The purpose of Clause 1 and the Schedule referred to in that Clause is to make the necessary Amendments in the relevant Statutes in order to confer on prize courts power to deal with aircraft. During the last War although military aircraft played a considerable part there had been little if any development in civil aircraft and aircraft as a means of carriage. Since the War the matter has claimed the attention of international lawyers, and there was a committee of experts at the Hague in 1923, on which sat representatives of the British Empire and of other Powers. That Committee recommended that aircraft and goods carried by aircraft should be made the subject of prize proceedings and that the principles applicable to them should be made analogous to those that had been laid down as applicable in the past in international law to vessels at sea and their cargoes. That recommendation of the Committee is embodied in Clause 1, which makes the necessary Amendment conferring jurisdiction upon the prize courts. These Amendments are in accordance with international law and a necessary development of the principles to which I have referred in their application to this new form of transport.

Clause 2 extends the existing procedure to the establishment of prize courts in Protectorates, Mandated Territories and any other country or territory in which for the time being His Majesty has jurisdiction in matters of prize. The existing legislation is confined to British territory and possessions, but it might be desirable to set up prize courts in protectorates, Mandated Territories or elsewhere where His Majesty has jurisdiction. Clause 3 removes certain doubts and makes it clear that Admiralty Courts established under the Sections set out are prize courts within the Act. Clause 4 defines the extent of the Act. It extends to the Commonwealth of Australia and the Dominion of New Zealand, at their express desire and consent.

Mr. Garro Jones

Can the Attorney-General, in a few words, give us some information as to the constitution of the Admiralty prize courts? If it be necessary to extend the law relating to prize courts in regard to aircraft, are steps being taken to see that there is on those courts someone with a special knowledge of aircraft? I do not recollect in any detail what the prize law is, but I am certain that it would be an advantage to the constitution of these courts to have sitting on them someone with specialised knowledge of aircraft.

The Attorney-General

That is a matter which can be dealt with in rules.
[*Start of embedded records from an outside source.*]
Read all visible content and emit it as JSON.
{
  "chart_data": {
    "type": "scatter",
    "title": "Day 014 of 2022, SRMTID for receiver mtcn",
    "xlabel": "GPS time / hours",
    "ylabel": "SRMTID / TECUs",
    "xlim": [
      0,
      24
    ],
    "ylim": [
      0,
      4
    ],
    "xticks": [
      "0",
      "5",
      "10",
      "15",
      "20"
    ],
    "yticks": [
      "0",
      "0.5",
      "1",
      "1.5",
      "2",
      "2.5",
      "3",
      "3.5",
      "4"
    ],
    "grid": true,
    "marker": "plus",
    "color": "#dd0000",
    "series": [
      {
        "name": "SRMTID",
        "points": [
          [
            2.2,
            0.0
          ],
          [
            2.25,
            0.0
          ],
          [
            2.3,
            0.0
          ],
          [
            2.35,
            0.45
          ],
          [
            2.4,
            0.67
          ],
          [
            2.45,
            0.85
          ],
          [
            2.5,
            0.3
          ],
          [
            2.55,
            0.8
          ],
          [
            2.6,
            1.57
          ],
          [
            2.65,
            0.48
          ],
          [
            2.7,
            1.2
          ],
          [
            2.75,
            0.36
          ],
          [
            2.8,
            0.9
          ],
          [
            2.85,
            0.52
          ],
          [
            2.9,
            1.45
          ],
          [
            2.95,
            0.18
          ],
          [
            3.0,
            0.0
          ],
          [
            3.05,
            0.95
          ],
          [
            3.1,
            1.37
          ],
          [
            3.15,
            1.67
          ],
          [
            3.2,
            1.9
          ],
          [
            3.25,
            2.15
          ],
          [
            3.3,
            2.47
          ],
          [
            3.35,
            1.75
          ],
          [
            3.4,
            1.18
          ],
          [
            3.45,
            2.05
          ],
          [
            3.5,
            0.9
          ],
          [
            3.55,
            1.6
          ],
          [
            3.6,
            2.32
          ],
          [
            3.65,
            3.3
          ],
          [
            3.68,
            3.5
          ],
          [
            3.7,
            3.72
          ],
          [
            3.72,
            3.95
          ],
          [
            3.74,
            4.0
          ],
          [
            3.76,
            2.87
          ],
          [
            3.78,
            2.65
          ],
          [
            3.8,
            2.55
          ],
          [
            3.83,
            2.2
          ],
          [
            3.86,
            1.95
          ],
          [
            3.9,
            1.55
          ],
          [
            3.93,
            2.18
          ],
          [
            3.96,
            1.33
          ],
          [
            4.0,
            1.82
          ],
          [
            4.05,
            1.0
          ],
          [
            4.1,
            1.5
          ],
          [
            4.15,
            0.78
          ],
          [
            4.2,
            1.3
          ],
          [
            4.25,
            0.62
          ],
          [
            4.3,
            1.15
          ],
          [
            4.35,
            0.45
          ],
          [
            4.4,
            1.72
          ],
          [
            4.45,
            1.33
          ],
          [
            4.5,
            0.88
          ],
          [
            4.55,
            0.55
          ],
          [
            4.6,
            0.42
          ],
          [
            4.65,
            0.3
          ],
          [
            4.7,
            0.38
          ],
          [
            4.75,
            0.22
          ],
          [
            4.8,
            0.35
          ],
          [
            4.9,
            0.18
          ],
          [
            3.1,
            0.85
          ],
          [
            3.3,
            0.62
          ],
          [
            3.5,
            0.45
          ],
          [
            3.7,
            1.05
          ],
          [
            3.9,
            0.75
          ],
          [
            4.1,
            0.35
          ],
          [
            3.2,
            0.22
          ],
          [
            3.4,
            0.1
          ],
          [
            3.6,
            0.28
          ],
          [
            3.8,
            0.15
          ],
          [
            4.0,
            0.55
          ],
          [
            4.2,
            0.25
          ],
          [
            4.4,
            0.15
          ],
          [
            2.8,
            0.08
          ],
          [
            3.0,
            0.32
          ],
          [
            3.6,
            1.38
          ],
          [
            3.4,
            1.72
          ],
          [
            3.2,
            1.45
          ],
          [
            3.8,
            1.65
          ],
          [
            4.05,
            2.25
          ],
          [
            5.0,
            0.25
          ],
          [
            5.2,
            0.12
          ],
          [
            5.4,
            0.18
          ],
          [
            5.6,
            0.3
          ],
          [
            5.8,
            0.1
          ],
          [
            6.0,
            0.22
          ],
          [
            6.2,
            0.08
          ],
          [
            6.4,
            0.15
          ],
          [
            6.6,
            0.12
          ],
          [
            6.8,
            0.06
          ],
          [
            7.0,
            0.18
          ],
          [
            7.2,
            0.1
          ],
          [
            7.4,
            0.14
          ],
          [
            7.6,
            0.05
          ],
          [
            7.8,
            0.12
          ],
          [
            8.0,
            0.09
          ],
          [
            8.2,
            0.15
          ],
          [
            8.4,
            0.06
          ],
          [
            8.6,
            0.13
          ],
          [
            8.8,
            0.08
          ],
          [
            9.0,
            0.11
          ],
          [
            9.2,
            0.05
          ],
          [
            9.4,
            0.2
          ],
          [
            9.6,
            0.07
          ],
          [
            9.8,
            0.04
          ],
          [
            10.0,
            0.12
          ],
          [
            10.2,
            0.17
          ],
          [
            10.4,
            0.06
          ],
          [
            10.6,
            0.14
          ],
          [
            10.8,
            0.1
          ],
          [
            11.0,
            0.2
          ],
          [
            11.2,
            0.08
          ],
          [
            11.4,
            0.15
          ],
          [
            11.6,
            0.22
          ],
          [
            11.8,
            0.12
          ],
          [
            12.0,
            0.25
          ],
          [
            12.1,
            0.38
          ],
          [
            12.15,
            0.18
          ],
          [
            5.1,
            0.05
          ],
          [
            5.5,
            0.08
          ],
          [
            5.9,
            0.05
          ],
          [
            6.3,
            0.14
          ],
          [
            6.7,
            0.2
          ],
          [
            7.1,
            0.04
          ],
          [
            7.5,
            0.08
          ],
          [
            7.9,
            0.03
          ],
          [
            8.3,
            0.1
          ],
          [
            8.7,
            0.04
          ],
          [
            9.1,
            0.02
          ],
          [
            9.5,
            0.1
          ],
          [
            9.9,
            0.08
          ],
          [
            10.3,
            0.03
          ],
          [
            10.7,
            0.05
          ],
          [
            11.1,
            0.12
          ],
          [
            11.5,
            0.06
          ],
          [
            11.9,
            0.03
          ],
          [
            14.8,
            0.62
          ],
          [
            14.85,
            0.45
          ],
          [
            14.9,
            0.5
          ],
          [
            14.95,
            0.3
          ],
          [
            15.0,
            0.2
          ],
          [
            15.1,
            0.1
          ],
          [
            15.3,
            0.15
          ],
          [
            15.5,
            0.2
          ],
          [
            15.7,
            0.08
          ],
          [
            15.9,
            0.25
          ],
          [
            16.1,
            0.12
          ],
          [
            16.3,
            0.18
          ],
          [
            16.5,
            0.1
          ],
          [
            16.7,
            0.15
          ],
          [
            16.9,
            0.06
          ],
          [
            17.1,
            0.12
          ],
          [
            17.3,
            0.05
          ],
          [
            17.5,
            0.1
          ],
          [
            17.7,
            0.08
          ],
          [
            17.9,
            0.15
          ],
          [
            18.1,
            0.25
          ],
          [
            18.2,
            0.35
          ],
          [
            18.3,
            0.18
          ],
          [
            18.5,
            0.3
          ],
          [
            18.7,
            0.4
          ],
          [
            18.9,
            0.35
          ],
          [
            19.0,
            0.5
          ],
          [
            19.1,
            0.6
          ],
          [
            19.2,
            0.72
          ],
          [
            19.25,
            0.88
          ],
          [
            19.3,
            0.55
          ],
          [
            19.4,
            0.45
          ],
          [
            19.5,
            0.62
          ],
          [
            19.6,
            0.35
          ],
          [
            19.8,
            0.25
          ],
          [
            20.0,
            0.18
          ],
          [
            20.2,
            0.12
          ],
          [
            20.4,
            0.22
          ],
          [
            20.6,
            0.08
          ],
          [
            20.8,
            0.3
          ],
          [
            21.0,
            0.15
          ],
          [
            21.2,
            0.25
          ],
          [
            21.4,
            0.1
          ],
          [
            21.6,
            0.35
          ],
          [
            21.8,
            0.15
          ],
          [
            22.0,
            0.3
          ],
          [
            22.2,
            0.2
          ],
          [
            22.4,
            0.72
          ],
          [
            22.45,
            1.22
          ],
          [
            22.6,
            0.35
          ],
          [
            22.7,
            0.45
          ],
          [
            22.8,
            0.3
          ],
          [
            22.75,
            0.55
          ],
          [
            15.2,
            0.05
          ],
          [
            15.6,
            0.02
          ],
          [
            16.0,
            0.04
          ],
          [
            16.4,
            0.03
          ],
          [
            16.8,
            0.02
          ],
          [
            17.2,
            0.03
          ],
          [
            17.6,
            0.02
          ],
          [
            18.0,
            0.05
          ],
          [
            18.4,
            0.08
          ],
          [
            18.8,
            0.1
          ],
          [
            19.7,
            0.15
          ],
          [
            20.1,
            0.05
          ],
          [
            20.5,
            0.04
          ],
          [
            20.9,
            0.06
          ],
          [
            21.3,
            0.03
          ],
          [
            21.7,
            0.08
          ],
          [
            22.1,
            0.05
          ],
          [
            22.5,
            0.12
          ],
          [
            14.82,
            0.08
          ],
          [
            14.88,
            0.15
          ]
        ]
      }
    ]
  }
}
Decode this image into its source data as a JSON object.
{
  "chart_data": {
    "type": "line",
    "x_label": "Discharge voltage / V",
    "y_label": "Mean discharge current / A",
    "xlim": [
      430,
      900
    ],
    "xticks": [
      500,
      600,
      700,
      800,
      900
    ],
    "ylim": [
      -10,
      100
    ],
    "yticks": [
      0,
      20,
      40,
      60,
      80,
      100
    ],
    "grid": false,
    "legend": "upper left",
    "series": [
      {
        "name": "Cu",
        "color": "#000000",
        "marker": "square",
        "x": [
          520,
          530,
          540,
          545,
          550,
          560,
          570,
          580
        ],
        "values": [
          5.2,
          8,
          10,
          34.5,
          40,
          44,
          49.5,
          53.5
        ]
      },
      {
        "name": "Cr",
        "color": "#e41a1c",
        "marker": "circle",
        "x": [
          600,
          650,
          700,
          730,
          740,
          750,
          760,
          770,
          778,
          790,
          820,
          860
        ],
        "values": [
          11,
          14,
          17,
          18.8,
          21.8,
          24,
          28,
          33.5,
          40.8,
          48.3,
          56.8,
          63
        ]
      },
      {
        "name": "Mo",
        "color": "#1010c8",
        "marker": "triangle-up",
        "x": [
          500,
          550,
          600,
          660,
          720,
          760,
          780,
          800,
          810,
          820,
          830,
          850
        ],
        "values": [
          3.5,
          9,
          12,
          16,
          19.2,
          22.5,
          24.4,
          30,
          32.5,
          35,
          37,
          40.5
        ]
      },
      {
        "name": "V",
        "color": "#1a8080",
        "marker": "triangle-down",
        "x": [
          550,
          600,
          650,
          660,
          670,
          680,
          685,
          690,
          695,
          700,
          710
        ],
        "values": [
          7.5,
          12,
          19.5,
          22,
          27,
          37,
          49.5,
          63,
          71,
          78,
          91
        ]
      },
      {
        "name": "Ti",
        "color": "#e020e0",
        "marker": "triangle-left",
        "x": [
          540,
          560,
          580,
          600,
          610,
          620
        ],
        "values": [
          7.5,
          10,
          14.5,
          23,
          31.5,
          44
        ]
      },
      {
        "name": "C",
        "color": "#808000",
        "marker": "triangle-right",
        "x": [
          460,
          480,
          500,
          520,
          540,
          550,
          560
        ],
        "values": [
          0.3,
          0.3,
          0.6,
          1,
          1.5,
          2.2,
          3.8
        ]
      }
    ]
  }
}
It is not, of course, necessary for me to give an exhaustive description of prize courts, but, broadly speaking, our own Admiralty Court is a prize court. Prize courts in the colonies can be set up under the Colonial Courts of Admiralty Act, 1890. It may be desirable in aircraft cases to have an aircraft assessor sitting on the court, and the suggestion is one for which I am grateful to the hon. Member. It would not be an appropriate matter to be dealt with in this Bill, but I repeat that I am grateful to the hon. Member for having drawn our attention to it.

Mr. A. V. Alexander

We have examined the Bill within the short time at our disposal, and we raise no objection to it.

Question, "That the Bill be now read a Second time," put, and agreed to.

Bill read a Second time, and considered in Committee.

[Sir DENNIS HERBERT in the Chair.]

Clauses 1, 2 and 3 ordered to stand part of the Bill.

CLAUSE 4.(Extent of this Act and existing Prize Acts.)

Question proposed, "That the Clause stand part of the Bill."

Major Milner

Can the Attorney-General tell us now or later why Canada is omitted from the list? I notice that the rest of the Empire seems to have been covered. Perhaps there is some special explanation for this.

The Attorney-General

The Dominions not in the Bill are Dominions who desire to deal with the matter in their own legislation.

Question put, and agreed to.

Clause 5 ordered to stand part of the Bill.


Question proposed, "That this Schedule be the Schedule to the Bill."

Mr. Garro Jones

Will the Attorney-General explain the meaning of Part II of the Schedule, which provides that the provisions of the Naval Prize Act, 1864, are inapplicable in relation to aircraft or goods carried therein taken as prize? Is it the intention to exclude from this Bill the provisions of the Naval Prize Act in relation to awards respecting aircraft?

The Attorney-General

No, Sir. The Sections referred to are inapplicable to aircraft. For instance, Section 30 is a section which enables six ships of less than 100 tons to be included in one adjudication. Obviously, that section is inapplicable to aircraft. The various sections which are not included in the Bill are not applicable.

Question put, and agreed to.

Bill reported, without Amendment; read the Third time, and passed.